Test of the Onsager relation for ideal gas transport in membranes

Abstract

The mathematical description of gas transport across inert membranes permeable to all components is considered from two points of view: a phenomenological approach through non-equilibrium thermodynamics, and a kinetic-theory approach through the dusty-gas model. The results are shown to be equivalent in local (differential) forms. Extension of the equations to overall or finite-difference linear forms is made by use of arithmetic means for concentrations and pressure inside the membrane. Comparison with the accurately integrated kinetic-theory equations shows that the results are valid only over a relatively narrow regime that becomes rapidly constricted as either or both of the driving forces departs significantly from zero.

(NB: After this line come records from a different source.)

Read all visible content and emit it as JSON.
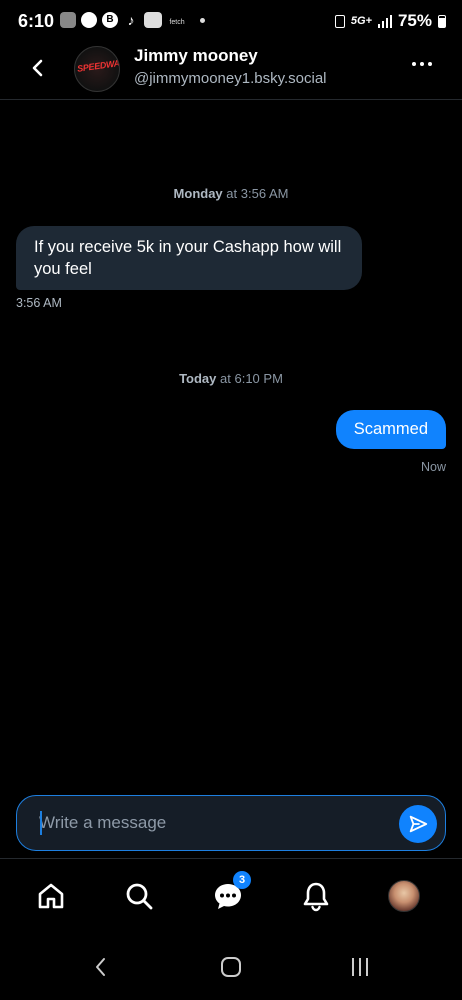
{
  "status_bar": {
    "time": "6:10",
    "icons": [
      "photo-icon",
      "chat-icon",
      "bluesky-icon",
      "tiktok-icon",
      "news-icon",
      "fetch-icon"
    ],
    "fetch_label": "fetch",
    "network": "5G+",
    "battery": "75%"
  },
  "header": {
    "name": "Jimmy mooney",
    "handle": "@jimmymooney1.bsky.social",
    "avatar_text": "SPEEDWAY"
  },
  "conversation": {
    "separator_1": {
      "day": "Monday",
      "time": "at 3:56 AM"
    },
    "incoming_message": "If you receive 5k in your Cashapp how will you feel",
    "incoming_time": "3:56 AM",
    "separator_2": {
      "day": "Today",
      "time": "at 6:10 PM"
    },
    "outgoing_message": "Scammed",
    "outgoing_time": "Now"
  },
  "composer": {
    "placeholder": "Write a message"
  },
  "bottom_nav": {
    "items": [
      "home-icon",
      "search-icon",
      "messages-icon",
      "notifications-icon",
      "profile-avatar"
    ],
    "messages_badge": "3"
  },
  "colors": {
    "background": "#000000",
    "accent": "#1083fe",
    "incoming_bubble": "#1e2935",
    "muted_text": "#aeb8c2"
  }
}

Use of logarithmic mean concentrations that preserve the overall entropy production yields results of even more restricted validity. Data for the system He + Ar in a graphite membrane are compared with the theoretical results, and used to test the overall Onsager relation for the arithmetic-mean equations. The results suggest that “second-order” coefficients in flux-force equations may be artifacts of the integration of linear differential equation over finite differences. It is concluded that no completely accurate integration of local transport equations is possible without detailed information on the dependence of the local coefficients on state variables, and that the attempt to bypass the difficulty by assuming an overall form that correctly represents the entropy production gives flux equations inferior to those obtained using simple arithmetic means.